Please note that natural objects are not really fractals, but are actually fractal-like. This is because natural processes act over a finite range of scales. In other words, although natural objects can be zoomed in to infinity, they won't look the same at different zooms. For example, the fractal branching of leaf veins ends at the cellular level and new patterns occur.
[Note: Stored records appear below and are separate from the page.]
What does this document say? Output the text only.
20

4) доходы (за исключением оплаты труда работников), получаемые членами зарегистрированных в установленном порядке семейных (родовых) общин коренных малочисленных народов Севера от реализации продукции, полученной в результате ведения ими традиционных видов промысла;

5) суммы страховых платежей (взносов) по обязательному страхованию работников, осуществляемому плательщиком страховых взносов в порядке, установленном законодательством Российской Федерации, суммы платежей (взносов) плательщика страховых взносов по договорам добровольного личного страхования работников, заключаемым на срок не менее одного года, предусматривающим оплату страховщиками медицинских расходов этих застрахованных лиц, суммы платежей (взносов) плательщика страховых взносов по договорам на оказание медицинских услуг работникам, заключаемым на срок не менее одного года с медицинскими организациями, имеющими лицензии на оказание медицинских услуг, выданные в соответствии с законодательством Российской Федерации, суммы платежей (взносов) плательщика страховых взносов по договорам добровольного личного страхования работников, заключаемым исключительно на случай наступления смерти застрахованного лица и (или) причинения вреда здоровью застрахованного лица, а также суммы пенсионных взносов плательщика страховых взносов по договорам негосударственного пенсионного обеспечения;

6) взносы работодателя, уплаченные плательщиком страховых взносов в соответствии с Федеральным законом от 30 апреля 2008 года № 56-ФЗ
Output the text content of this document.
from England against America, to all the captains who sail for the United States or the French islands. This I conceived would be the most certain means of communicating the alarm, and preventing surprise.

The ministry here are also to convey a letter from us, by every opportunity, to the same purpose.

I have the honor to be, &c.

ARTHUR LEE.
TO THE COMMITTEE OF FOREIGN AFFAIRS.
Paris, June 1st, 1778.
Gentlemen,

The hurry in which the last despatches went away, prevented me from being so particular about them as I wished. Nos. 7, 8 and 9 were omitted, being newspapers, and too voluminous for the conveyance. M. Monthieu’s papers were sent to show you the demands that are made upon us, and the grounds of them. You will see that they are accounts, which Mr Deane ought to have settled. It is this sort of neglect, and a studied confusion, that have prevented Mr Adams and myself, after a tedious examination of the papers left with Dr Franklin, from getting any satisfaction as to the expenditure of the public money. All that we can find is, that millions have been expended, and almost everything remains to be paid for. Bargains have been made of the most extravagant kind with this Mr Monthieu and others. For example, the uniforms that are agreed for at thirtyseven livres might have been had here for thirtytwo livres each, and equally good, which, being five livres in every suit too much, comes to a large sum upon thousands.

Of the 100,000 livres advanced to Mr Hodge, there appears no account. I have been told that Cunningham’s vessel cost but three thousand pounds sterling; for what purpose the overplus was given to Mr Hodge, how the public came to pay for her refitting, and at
The Golden Spiral is a mystical shape that is an absolute in both abstract mathematics and chaotic nature. It was first discovered by Phythagoras, a failed Greek messiah and mathematical cult leader in the 5th century B.C.
The spiral is derived via the golden rectangle, a unique rectangle which has the golden ratio. When squared, it leaves a smaller rectangle behind, which has the same golden ratio as the previous rectangle. The squaring can continue indefinitely with the same result. No other rectangle has this trait.
When you connect a curve through the corners of these concentric rectangles, you have formed the golden spiral. The Phythagoreans loved this shape for they found it everywhere in nature: the Nautilus Shell, Ram's horns, milk in coffee, the face of a Sunflower, your fingerprints, our DNA, and the shape of the Milky Way.
"My new Hypothesis: If we're built from Spirals while living in a giant Spiral, then is it possible that everything we put our hands to is infused with the Spiral?"